Majoras also noted that her husband is a non-equity partner at Jones Day with no financial interest in the firm’s income. He did not represent any party in the Google-DoubleClick matter, she wrote.

FTC Commissioner William E. Kovacic, whose wife also works for Jones Day, issued a statement on December 14 indicating that he agreed with Majoras’s analysis.

“Further, even though the petition does not ask for my recusal, I want my position to be clear to avoid any future questions relating to this issue,” he wrote. “Because, like the chairman, I do not have any current conflicts in this matter, I have determined not to recuse myself.”

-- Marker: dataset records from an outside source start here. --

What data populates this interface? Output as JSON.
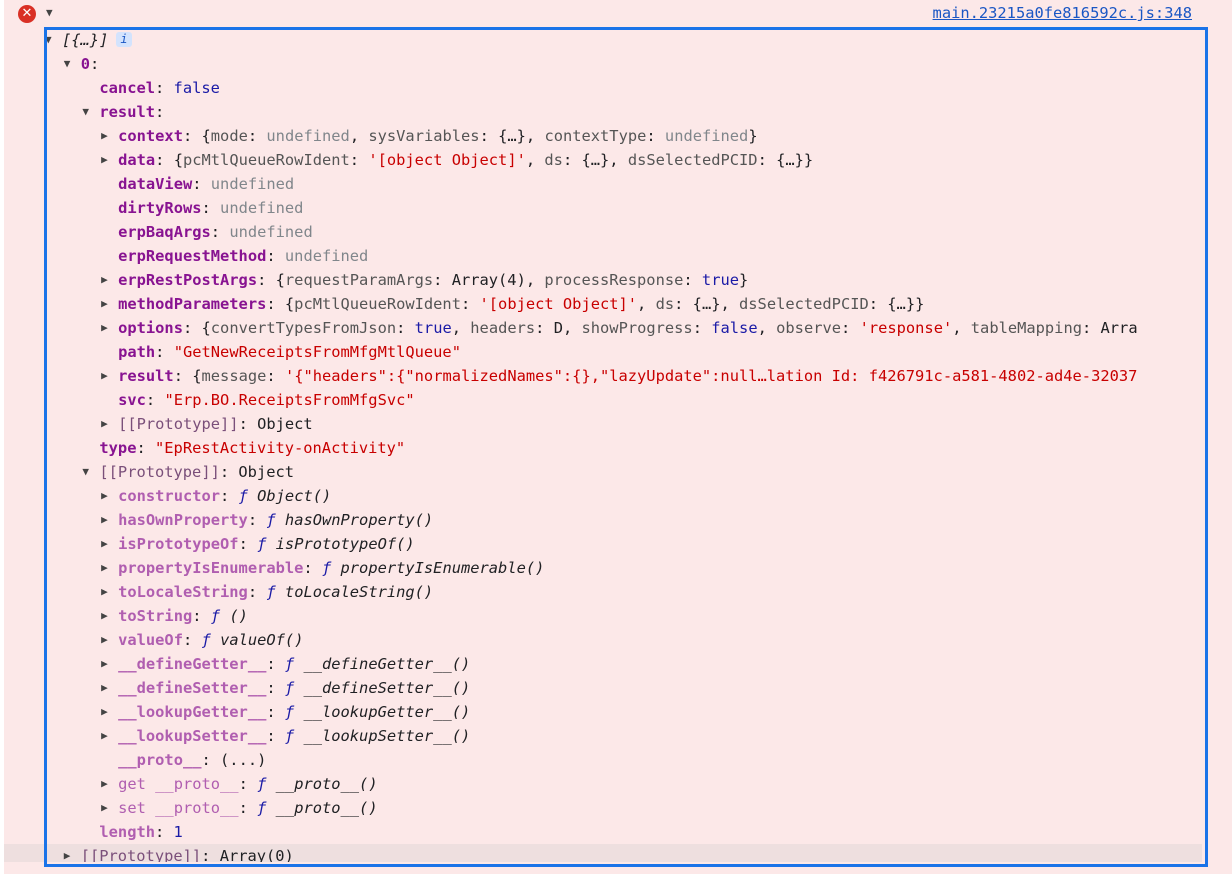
{
  "source_link": "main.23215a0fe816592c.js:348",
  "info_badge": "i",
  "icons": {
    "error": "error-circle-icon",
    "expanded": "triangle-down-icon",
    "collapsed": "triangle-right-icon"
  },
  "colors": {
    "highlight_border": "#1a73e8",
    "error": "#d93025",
    "key": "#881391",
    "string": "#c80000",
    "keyword": "#1a1aa6"
  },
  "rows": [
    {
      "level": 0,
      "arrow": "exp",
      "seg": [
        [
          "[{…}]",
          "it"
        ]
      ],
      "badge": true
    },
    {
      "level": 1,
      "arrow": "exp",
      "seg": [
        [
          "0",
          "k"
        ],
        [
          ":",
          ""
        ]
      ]
    },
    {
      "level": 2,
      "arrow": "",
      "seg": [
        [
          "cancel",
          "k"
        ],
        [
          ": ",
          ""
        ],
        [
          "false",
          "b"
        ]
      ]
    },
    {
      "level": 2,
      "arrow": "exp",
      "seg": [
        [
          "result",
          "k"
        ],
        [
          ":",
          ""
        ]
      ]
    },
    {
      "level": 3,
      "arrow": "col",
      "seg": [
        [
          "context",
          "k"
        ],
        [
          ": {",
          ""
        ],
        [
          "mode",
          "pk"
        ],
        [
          ": ",
          ""
        ],
        [
          "undefined",
          "u"
        ],
        [
          ", ",
          ""
        ],
        [
          "sysVariables",
          "pk"
        ],
        [
          ": {…}, ",
          ""
        ],
        [
          "contextType",
          "pk"
        ],
        [
          ": ",
          ""
        ],
        [
          "undefined",
          "u"
        ],
        [
          "}",
          ""
        ]
      ]
    },
    {
      "level": 3,
      "arrow": "col",
      "seg": [
        [
          "data",
          "k"
        ],
        [
          ": {",
          ""
        ],
        [
          "pcMtlQueueRowIdent",
          "pk"
        ],
        [
          ": ",
          ""
        ],
        [
          "'[object Object]'",
          "s"
        ],
        [
          ", ",
          ""
        ],
        [
          "ds",
          "pk"
        ],
        [
          ": {…}, ",
          ""
        ],
        [
          "dsSelectedPCID",
          "pk"
        ],
        [
          ": {…}}",
          ""
        ]
      ]
    },
    {
      "level": 3,
      "arrow": "",
      "seg": [
        [
          "dataView",
          "k"
        ],
        [
          ": ",
          ""
        ],
        [
          "undefined",
          "u"
        ]
      ]
    },
    {
      "level": 3,
      "arrow": "",
      "seg": [
        [
          "dirtyRows",
          "k"
        ],
        [
          ": ",
          ""
        ],
        [
          "undefined",
          "u"
        ]
      ]
    },
    {
      "level": 3,
      "arrow": "",
      "seg": [
        [
          "erpBaqArgs",
          "k"
        ],
        [
          ": ",
          ""
        ],
        [
          "undefined",
          "u"
        ]
      ]
    },
    {
      "level": 3,
      "arrow": "",
      "seg": [
        [
          "erpRequestMethod",
          "k"
        ],
        [
          ": ",
          ""
        ],
        [
          "undefined",
          "u"
        ]
      ]
    },
    {
      "level": 3,
      "arrow": "col",
      "seg": [
        [
          "erpRestPostArgs",
          "k"
        ],
        [
          ": {",
          ""
        ],
        [
          "requestParamArgs",
          "pk"
        ],
        [
          ": Array(4), ",
          ""
        ],
        [
          "processResponse",
          "pk"
        ],
        [
          ": ",
          ""
        ],
        [
          "true",
          "b"
        ],
        [
          "}",
          ""
        ]
      ]
    },
    {
      "level": 3,
      "arrow": "col",
      "seg": [
        [
          "methodParameters",
          "k"
        ],
        [
          ": {",
          ""
        ],
        [
          "pcMtlQueueRowIdent",
          "pk"
        ],
        [
          ": ",
          ""
        ],
        [
          "'[object Object]'",
          "s"
        ],
        [
          ", ",
          ""
        ],
        [
          "ds",
          "pk"
        ],
        [
          ": {…}, ",
          ""
        ],
        [
          "dsSelectedPCID",
          "pk"
        ],
        [
          ": {…}}",
          ""
        ]
      ]
    },
    {
      "level": 3,
      "arrow": "col",
      "seg": [
        [
          "options",
          "k"
        ],
        [
          ": {",
          ""
        ],
        [
          "convertTypesFromJson",
          "pk"
        ],
        [
          ": ",
          ""
        ],
        [
          "true",
          "b"
        ],
        [
          ", ",
          ""
        ],
        [
          "headers",
          "pk"
        ],
        [
          ": D, ",
          ""
        ],
        [
          "showProgress",
          "pk"
        ],
        [
          ": ",
          ""
        ],
        [
          "false",
          "b"
        ],
        [
          ", ",
          ""
        ],
        [
          "observe",
          "pk"
        ],
        [
          ": ",
          ""
        ],
        [
          "'response'",
          "s"
        ],
        [
          ", ",
          ""
        ],
        [
          "tableMapping",
          "pk"
        ],
        [
          ": Arra",
          ""
        ]
      ]
    },
    {
      "level": 3,
      "arrow": "",
      "seg": [
        [
          "path",
          "k"
        ],
        [
          ": ",
          ""
        ],
        [
          "\"GetNewReceiptsFromMfgMtlQueue\"",
          "s"
        ]
      ]
    },
    {
      "level": 3,
      "arrow": "col",
      "seg": [
        [
          "result",
          "k"
        ],
        [
          ": {",
          ""
        ],
        [
          "message",
          "pk"
        ],
        [
          ": ",
          ""
        ],
        [
          "'{\"headers\":{\"normalizedNames\":{},\"lazyUpdate\":null…lation Id: f426791c-a581-4802-ad4e-32037",
          "s"
        ]
      ]
    },
    {
      "level": 3,
      "arrow": "",
      "seg": [
        [
          "svc",
          "k"
        ],
        [
          ": ",
          ""
        ],
        [
          "\"Erp.BO.ReceiptsFromMfgSvc\"",
          "s"
        ]
      ]
    },
    {
      "level": 3,
      "arrow": "col",
      "seg": [
        [
          "[[Prototype]]",
          "kg"
        ],
        [
          ": Object",
          ""
        ]
      ]
    },
    {
      "level": 2,
      "arrow": "",
      "seg": [
        [
          "type",
          "k"
        ],
        [
          ": ",
          ""
        ],
        [
          "\"EpRestActivity-onActivity\"",
          "s"
        ]
      ]
    },
    {
      "level": 2,
      "arrow": "exp",
      "seg": [
        [
          "[[Prototype]]",
          "kg"
        ],
        [
          ": Object",
          ""
        ]
      ]
    },
    {
      "level": 3,
      "arrow": "col",
      "seg": [
        [
          "constructor",
          "kdb"
        ],
        [
          ": ",
          ""
        ],
        [
          "ƒ",
          "fs"
        ],
        [
          " Object()",
          "f"
        ]
      ]
    },
    {
      "level": 3,
      "arrow": "col",
      "seg": [
        [
          "hasOwnProperty",
          "kdb"
        ],
        [
          ": ",
          ""
        ],
        [
          "ƒ",
          "fs"
        ],
        [
          " hasOwnProperty()",
          "f"
        ]
      ]
    },
    {
      "level": 3,
      "arrow": "col",
      "seg": [
        [
          "isPrototypeOf",
          "kdb"
        ],
        [
          ": ",
          ""
        ],
        [
          "ƒ",
          "fs"
        ],
        [
          " isPrototypeOf()",
          "f"
        ]
      ]
    },
    {
      "level": 3,
      "arrow": "col",
      "seg": [
        [
          "propertyIsEnumerable",
          "kdb"
        ],
        [
          ": ",
          ""
        ],
        [
          "ƒ",
          "fs"
        ],
        [
          " propertyIsEnumerable()",
          "f"
        ]
      ]
    },
    {
      "level": 3,
      "arrow": "col",
      "seg": [
        [
          "toLocaleString",
          "kdb"
        ],
        [
          ": ",
          ""
        ],
        [
          "ƒ",
          "fs"
        ],
        [
          " toLocaleString()",
          "f"
        ]
      ]
    },
    {
      "level": 3,
      "arrow": "col",
      "seg": [
        [
          "toString",
          "kdb"
        ],
        [
          ": ",
          ""
        ],
        [
          "ƒ",
          "fs"
        ],
        [
          " ()",
          "f"
        ]
      ]
    },
    {
      "level": 3,
      "arrow": "col",
      "seg": [
        [
          "valueOf",
          "kdb"
        ],
        [
          ": ",
          ""
        ],
        [
          "ƒ",
          "fs"
        ],
        [
          " valueOf()",
          "f"
        ]
      ]
    },
    {
      "level": 3,
      "arrow": "col",
      "seg": [
        [
          "__defineGetter__",
          "kdb"
        ],
        [
          ": ",
          ""
        ],
        [
          "ƒ",
          "fs"
        ],
        [
          " __defineGetter__()",
          "f"
        ]
      ]
    },
    {
      "level": 3,
      "arrow": "col",
      "seg": [
        [
          "__defineSetter__",
          "kdb"
        ],
        [
          ": ",
          ""
        ],
        [
          "ƒ",
          "fs"
        ],
        [
          " __defineSetter__()",
          "f"
        ]
      ]
    },
    {
      "level": 3,
      "arrow": "col",
      "seg": [
        [
          "__lookupGetter__",
          "kdb"
        ],
        [
          ": ",
          ""
        ],
        [
          "ƒ",
          "fs"
        ],
        [
          " __lookupGetter__()",
          "f"
        ]
      ]
    },
    {
      "level": 3,
      "arrow": "col",
      "seg": [
        [
          "__lookupSetter__",
          "kdb"
        ],
        [
          ": ",
          ""
        ],
        [
          "ƒ",
          "fs"
        ],
        [
          " __lookupSetter__()",
          "f"
        ]
      ]
    },
    {
      "level": 3,
      "arrow": "",
      "seg": [
        [
          "__proto__",
          "kdb"
        ],
        [
          ": (...)",
          ""
        ]
      ]
    },
    {
      "level": 3,
      "arrow": "col",
      "seg": [
        [
          "get __proto__",
          "kd"
        ],
        [
          ": ",
          ""
        ],
        [
          "ƒ",
          "fs"
        ],
        [
          " __proto__()",
          "f"
        ]
      ]
    },
    {
      "level": 3,
      "arrow": "col",
      "seg": [
        [
          "set __proto__",
          "kd"
        ],
        [
          ": ",
          ""
        ],
        [
          "ƒ",
          "fs"
        ],
        [
          " __proto__()",
          "f"
        ]
      ]
    },
    {
      "level": 2,
      "arrow": "",
      "seg": [
        [
          "length",
          "kdb"
        ],
        [
          ": ",
          ""
        ],
        [
          "1",
          "b"
        ]
      ]
    },
    {
      "level": 1,
      "arrow": "col",
      "seg": [
        [
          "[[Prototype]]",
          "kg"
        ],
        [
          ": Array(0)",
          ""
        ]
      ],
      "highlight": true
    }
  ]
}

The FTC investigation, which began in late May, is one of several the merger faces. The deal’s impact on the online advertising industry faces scrutiny from the European Commission, a US Senate Committee and others.

 

In response to the chairman’s announcement, Marc Rotenberg of the Electronic Privacy Information Center and Jeffrey Chester of the Center for Digital Democracy issued a joint statement arguing that the chairman did not make a persuasive case against recusal. The chairman’s husband is both “an antirust expert for the firm” and his “key responsibility for his firm is business development in WashingtonDC,” they wrote.